When you limit the discussion and you leave [young people] the hard lesson of learning when it happens, then you no longer have the tools or capability of dealing with those emotions as they are happening in real life, in real time. So you have a larger catastrophe that creates immense trauma on a young mind. 

Where I learned a lot about death was hunting — you’re taking a life to live. Those lessons you learned as a very young child, you learn in the realm of respect. When we take a life for food, you have a deep understanding that you have to pay your respects and you have to give back as much as you can. For us, it was monitoring populations of species within our territory. It was understanding that there are certain times where you can’t hunt at all, or there were certain areas you couldn’t hunt anymore, or certain times when you couldn’t fish. Our people couldn’t fathom the low numbers of salmon that exist now, and that’s because of commercial fishing. If my great grandfather was alive to see where the salmon are now, he would say that our people are done. And that’s what we’re doing to the world we’re living in now. 

But, you know, we have seen the resiliency of the world over thousands of years. We’ve lived through multiple glacial maximums in our territory. We’ve watched the world change over thousands of years, tens of thousands of years. And that’s kind of where I hope to leave a bit of hope for people learning about things very young. It may not be directly tied to them — they’re not emotionally tied to the animals — but they also are in some respects learning about death. And hopefully that leads to discussions with their families, and allowing them to have tools to cope with life once it happens.  

On Indigenous knowledges as distinct from mythologies

Western perspectives have always pushed our ways of knowing into mythology. And then in turn, those of us who had gone to residential schools and come back have also viewed our own knowledge systems as just mythologies. But the truth is, we had a very, very deep understanding of the ecosystems and how they worked. 

As an example, when we talk about our origin story of being born through a hole in the sky, being children of the clouds in the wind: that wasn’t the literal belief; that was Western society saying it was a literal belief. Western society based everything initially off of Eurocentric religious perspectives. But for us, that just represented the idea that we had, that we thought we came from the stars, which is true.  When you look at the four basic elements that make up a star, that’s the four basic elements that make up human beings. So that’s the connection that we have, is the species being special. So the understanding that we had in the universe technically wasn’t wrong.

The way that I am talking about Indigenous knowledges (I typically call it “knowledges” plural because there are different ways of knowing) doesn’t take away from solid research. And in that same respect, Indigenous knowledges are peer review-able. They’re peer reviewed — in our societies we didn’t just come up with ideas and everyone would follow this person.That’s the Eurocentric perspective of what Indigenous people are. For example, the Chiefs didn’t make decisions for everyone in my society.

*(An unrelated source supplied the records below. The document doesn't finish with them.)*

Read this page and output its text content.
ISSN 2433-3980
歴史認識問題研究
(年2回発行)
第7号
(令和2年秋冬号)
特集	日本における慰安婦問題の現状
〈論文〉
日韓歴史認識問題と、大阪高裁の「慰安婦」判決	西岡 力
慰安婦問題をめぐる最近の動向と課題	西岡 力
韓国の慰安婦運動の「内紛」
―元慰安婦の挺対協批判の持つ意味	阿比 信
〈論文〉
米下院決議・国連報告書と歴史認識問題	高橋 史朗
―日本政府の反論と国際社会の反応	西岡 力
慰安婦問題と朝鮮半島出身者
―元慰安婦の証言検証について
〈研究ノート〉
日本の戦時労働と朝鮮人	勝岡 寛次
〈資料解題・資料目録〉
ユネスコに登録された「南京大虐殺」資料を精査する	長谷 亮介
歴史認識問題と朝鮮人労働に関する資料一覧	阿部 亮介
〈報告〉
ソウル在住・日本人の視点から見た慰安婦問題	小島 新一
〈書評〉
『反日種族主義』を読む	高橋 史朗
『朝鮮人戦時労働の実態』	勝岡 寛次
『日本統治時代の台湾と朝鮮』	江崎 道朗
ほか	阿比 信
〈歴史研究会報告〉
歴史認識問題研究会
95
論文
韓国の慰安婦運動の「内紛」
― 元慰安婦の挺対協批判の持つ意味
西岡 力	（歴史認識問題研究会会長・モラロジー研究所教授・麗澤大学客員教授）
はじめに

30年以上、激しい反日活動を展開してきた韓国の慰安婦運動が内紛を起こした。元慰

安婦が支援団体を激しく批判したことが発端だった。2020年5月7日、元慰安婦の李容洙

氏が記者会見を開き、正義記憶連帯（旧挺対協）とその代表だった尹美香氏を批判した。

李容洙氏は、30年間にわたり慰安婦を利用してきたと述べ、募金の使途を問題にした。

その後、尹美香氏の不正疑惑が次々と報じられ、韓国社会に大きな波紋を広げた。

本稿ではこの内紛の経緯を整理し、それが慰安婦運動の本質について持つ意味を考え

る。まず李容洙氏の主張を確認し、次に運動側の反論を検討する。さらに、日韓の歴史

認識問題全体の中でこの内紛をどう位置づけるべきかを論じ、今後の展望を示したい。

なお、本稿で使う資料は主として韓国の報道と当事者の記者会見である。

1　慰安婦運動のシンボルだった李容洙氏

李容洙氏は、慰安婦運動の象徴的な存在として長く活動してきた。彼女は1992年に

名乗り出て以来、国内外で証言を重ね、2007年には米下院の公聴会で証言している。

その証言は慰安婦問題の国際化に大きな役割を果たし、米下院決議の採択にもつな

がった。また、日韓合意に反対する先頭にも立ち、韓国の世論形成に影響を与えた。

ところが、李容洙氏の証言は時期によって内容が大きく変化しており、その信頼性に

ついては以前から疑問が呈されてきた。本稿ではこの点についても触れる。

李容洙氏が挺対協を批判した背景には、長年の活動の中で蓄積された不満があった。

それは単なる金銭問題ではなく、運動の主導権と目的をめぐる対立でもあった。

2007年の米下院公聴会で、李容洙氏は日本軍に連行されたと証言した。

The Chiefs were the face of decision makers who were a group of matriarchs, Elders, educated people who would all make decisions. And then the Chief would enact those decisions to the larger House group. And there wasn’t one Chief that ruled a Nation. There were multiple House groups — we broke down our whole Nation into 62 different House groups and each of those House groups lived in their own part of the territory. These processes were very key in how you would make decisions. So when we would have an idea related to knowing the world, we would bring that to a feast and all the different invited Nations and House groups would get together and they would confer on this idea and they would discuss this idea and by the end of winter they had come to the conclusion of what they wanted to decide for whatever that idea was. That’s how we make decisions. Sometimes, it would take longer than that. And that’s the same way research works. I think the plural perspective is more important to research than anything else because you have different perspectives. You’re going to have a wider range of potential solutions for anything.

And we are very open to change. The term “traditional knowledge” — that is another Eurocentric word that was used to place us in a very specific period of time so that we no longer had power in our knowledge. That is very purposeful. That’s something that I want to destroy: the idea that we did not evolve. You can’t exist in a complex society for tens of thousands of years in one location without having a very innate ability to adapt both with your knowledge and in your societies. So  this is just a new way for us. I’m trying to break through all the stifling of the institutionalized barriers that we have to deal with so that our people can better showcase our ways of knowing to the world in a good way.